Alcouz, actuated by the common impulse, visited him. The magician, a small man with fiery, gleaming eyes, who wore flowing robes, arose from the couch whereon he had been sitting wrapped in meditation, and salaamed low.
« I have come to thee, » said Alcouz, « that thou mayest read for me the hidden and inscrutable decrees of fate. »
« In so far as lies my ability, I will serve thee, » replied the Hindu. He motioned his visitor to be seated and proceeded with his preparations, He spoke a few words in a tongue Alcouz could not understand and the room became darkened except for the dim, flickering light of a brazier of burning coals. Into this Amaroo cast various perfumed woods, which he had at hand. A thick black smoke arose, and standing in it, his figure half-hidden and seemingly grown taller and more impressive, he recited incantations in the strange and unknown tongue.

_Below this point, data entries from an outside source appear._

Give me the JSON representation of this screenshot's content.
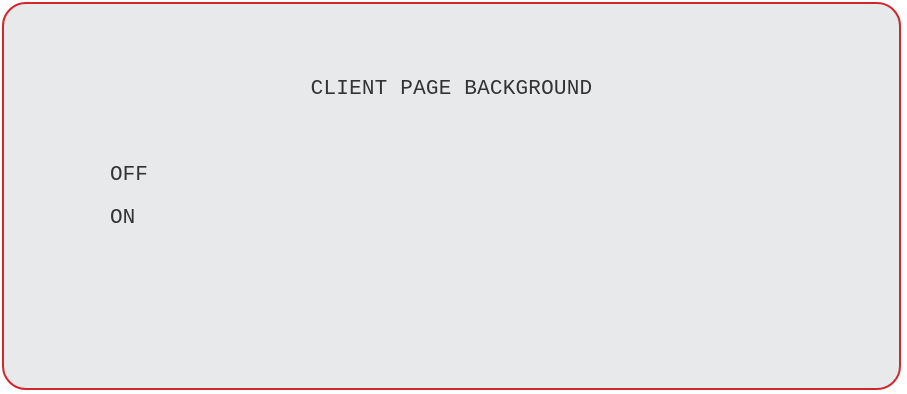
{
  "menu": {
    "title": "CLIENT PAGE BACKGROUND",
    "options": [
      {
        "label": "OFF"
      },
      {
        "label": "ON"
      }
    ]
  },
  "colors": {
    "border": "#cc2a2f",
    "panel_background": "#e8e9ea",
    "text": "#333333"
  }
}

The room lightened and seemed to widen out indefinitely, with it the black vapor. Alcouz could no longer see the walls and the room seemed some vast cavern shut in at a distance by darkness. The smoke formed itself into curling, fantastic shapes which took on rapidly the semblance of human beings. At the same time the walls of the darkness contracted till they limited a space as large as the Sultan’s throne room. More smoke arose from the brazier and grew to longs rows of pillars and to a dais and a throne. A shadowy figure sat upon the throne before which the other figures assembled and knelt. They rapidly became clearer and more distinct, and Alcouz recognized them.

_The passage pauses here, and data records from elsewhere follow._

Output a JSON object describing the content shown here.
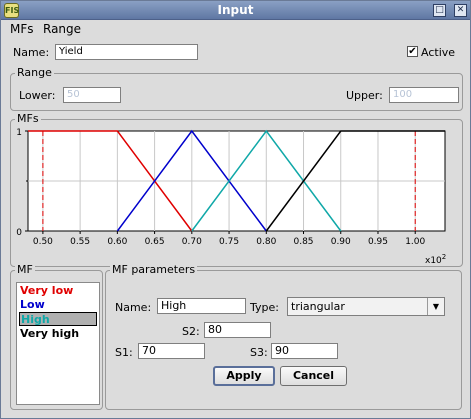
{
  "window": {
    "title": "Input",
    "icon_text": "FIS",
    "buttons": [
      "□",
      "⊠",
      "✕"
    ]
  },
  "menu": {
    "items": [
      "MFs",
      "Range"
    ]
  },
  "name_label": "Name:",
  "name_value": "Yield",
  "active_label": "Active",
  "active_checked": true,
  "range": {
    "title": "Range",
    "lower_label": "Lower:",
    "lower_value": "50",
    "upper_label": "Upper:",
    "upper_value": "100"
  },
  "mfs_group": {
    "title": "MFs"
  },
  "chart_data": {
    "type": "line",
    "xlim": [
      0.48,
      1.04
    ],
    "ylim": [
      0,
      1
    ],
    "x_ticks": [
      "0.50",
      "0.55",
      "0.60",
      "0.65",
      "0.70",
      "0.75",
      "0.80",
      "0.85",
      "0.90",
      "0.95",
      "1.00"
    ],
    "y_ticks": [
      "0",
      "1"
    ],
    "x_exponent": "x10^2",
    "range_markers": [
      0.5,
      1.0
    ],
    "series": [
      {
        "name": "Very low",
        "color": "#e00000",
        "points": [
          [
            0.48,
            1
          ],
          [
            0.6,
            1
          ],
          [
            0.7,
            0
          ]
        ]
      },
      {
        "name": "Low",
        "color": "#0000cc",
        "points": [
          [
            0.6,
            0
          ],
          [
            0.7,
            1
          ],
          [
            0.8,
            0
          ]
        ]
      },
      {
        "name": "High",
        "color": "#10a8a8",
        "points": [
          [
            0.7,
            0
          ],
          [
            0.8,
            1
          ],
          [
            0.9,
            0
          ]
        ]
      },
      {
        "name": "Very high",
        "color": "#000000",
        "points": [
          [
            0.8,
            0
          ],
          [
            0.9,
            1
          ],
          [
            1.04,
            1
          ]
        ]
      }
    ]
  },
  "mf_list": {
    "title": "MF",
    "items": [
      {
        "label": "Very low",
        "color": "#e00000"
      },
      {
        "label": "Low",
        "color": "#0000cc"
      },
      {
        "label": "High",
        "color": "#10a8a8"
      },
      {
        "label": "Very high",
        "color": "#000000"
      }
    ],
    "selected_index": 2
  },
  "params": {
    "title": "MF parameters",
    "name_label": "Name:",
    "name_value": "High",
    "type_label": "Type:",
    "type_value": "triangular",
    "s2_label": "S2:",
    "s2_value": "80",
    "s1_label": "S1:",
    "s1_value": "70",
    "s3_label": "S3:",
    "s3_value": "90",
    "apply_label": "Apply",
    "cancel_label": "Cancel"
  }
}
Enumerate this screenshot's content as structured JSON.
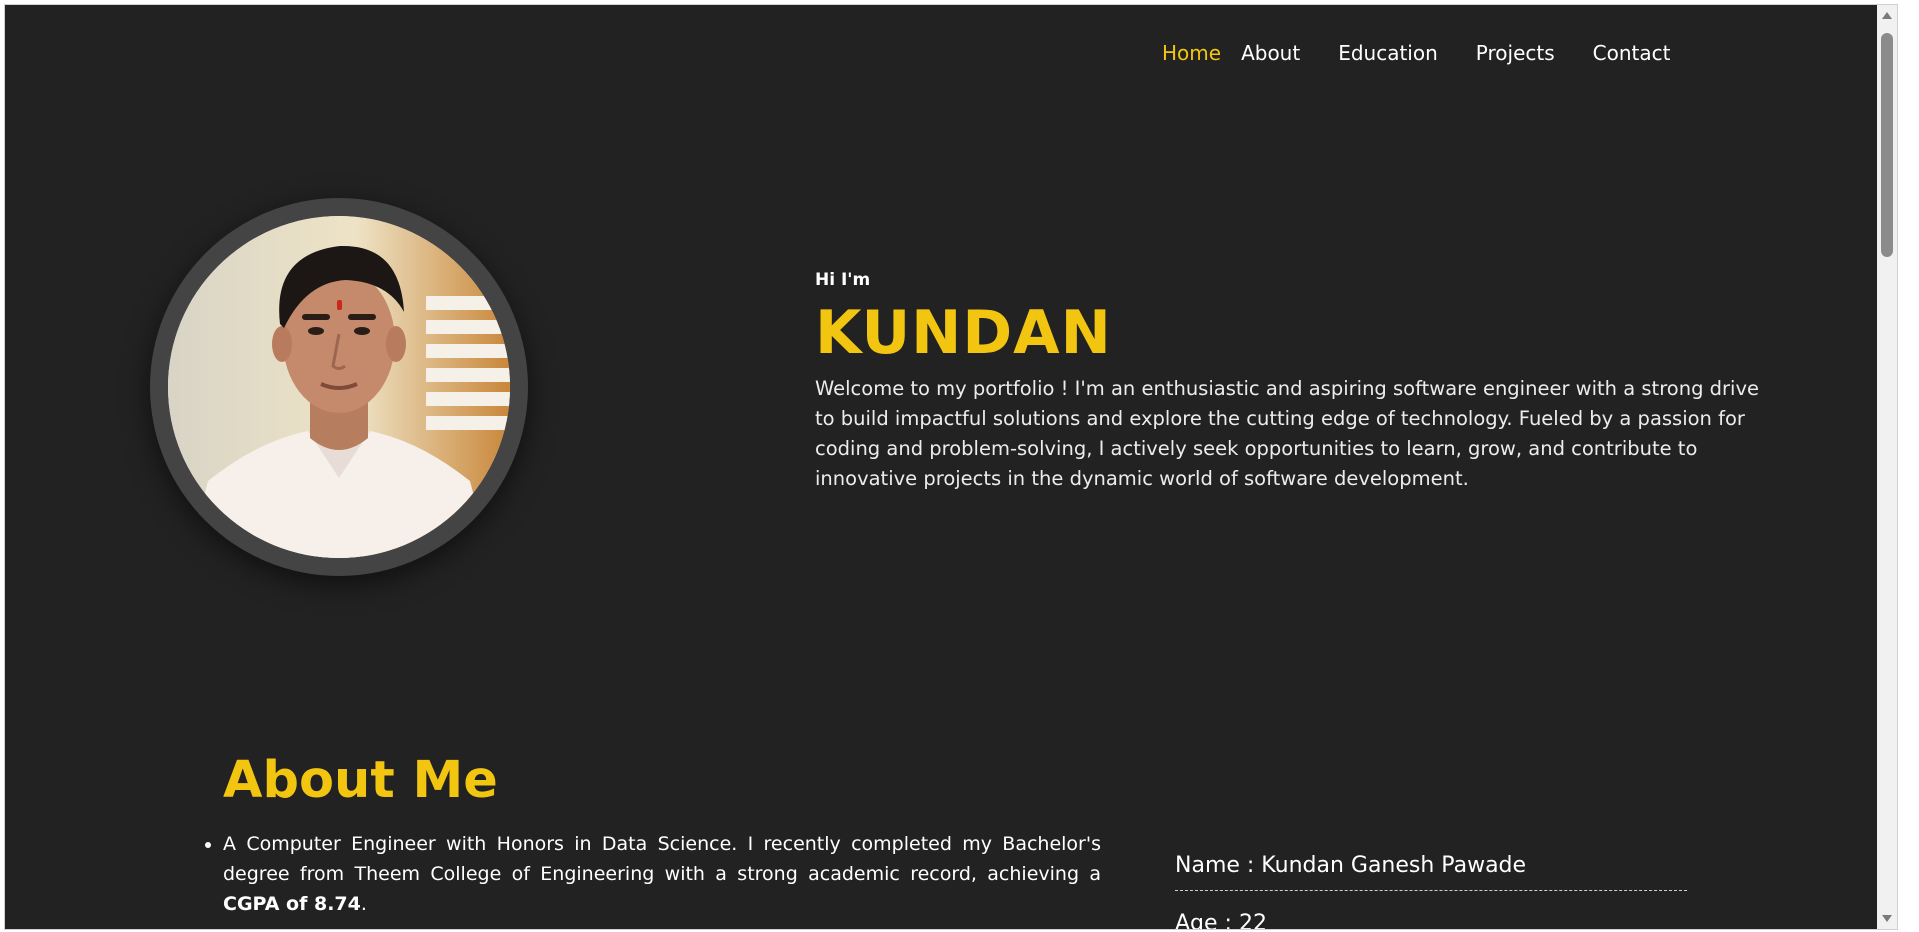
{
  "nav": {
    "items": [
      {
        "label": "Home"
      },
      {
        "label": "About"
      },
      {
        "label": "Education"
      },
      {
        "label": "Projects"
      },
      {
        "label": "Contact"
      }
    ]
  },
  "hero": {
    "greeting": "Hi I'm",
    "name": "KUNDAN",
    "intro": "Welcome to my portfolio ! I'm an enthusiastic and aspiring software engineer with a strong drive to build impactful solutions and explore the cutting edge of technology. Fueled by a passion for coding and problem-solving, I actively seek opportunities to learn, grow, and contribute to innovative projects in the dynamic world of software development."
  },
  "about": {
    "title": "About Me",
    "point1_text": "A Computer Engineer with Honors in Data Science. I recently completed my Bachelor's degree from Theem College of Engineering with a strong academic record, achieving a ",
    "point1_bold": "CGPA of 8.74",
    "point1_end": "."
  },
  "info": {
    "name_row": "Name : Kundan Ganesh Pawade",
    "age_row": "Age : 22"
  },
  "colors": {
    "background": "#222222",
    "accent": "#f2c511",
    "text": "#ffffff"
  }
}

The place was the royal throne room, and the seated figure was himself. The others were officers of the court and his personal friends. A crown was placed on Alcouz’s head and his courtiers knelt down in homage. The scene was maintained awhile and then the shapes re-dissolved into black vapor.
Amaroo stood at the prince’s side. « What thou hast beheld will in time come to pass, » he said. « Now thou shalt look upon another event. »
Again he stood in the whirling smoke and chanted incantations, and again the vapor grew to pillars and a throne occupied by the solitary figure of Alcouz. He was sitting with unseeing eyes, absorbed in meditation. Anon a slave and seemed to speak to him, then withdrew.
Then came a figure which Alcouz recognized as that of Amaroo, the Hindu magician. He knelt before the throne and seemed to present some petition. The seated shape was apparently about to reply, when the Hindu, springing suddenly to his feet, drew a long knife from his bosom and stabbed him.
Almost at the same instant, Alcouz, who was watching horror-stricken, gave a wild cry and fell dead, stabbed to the heart by the magician, who had crept up behind him unobserved.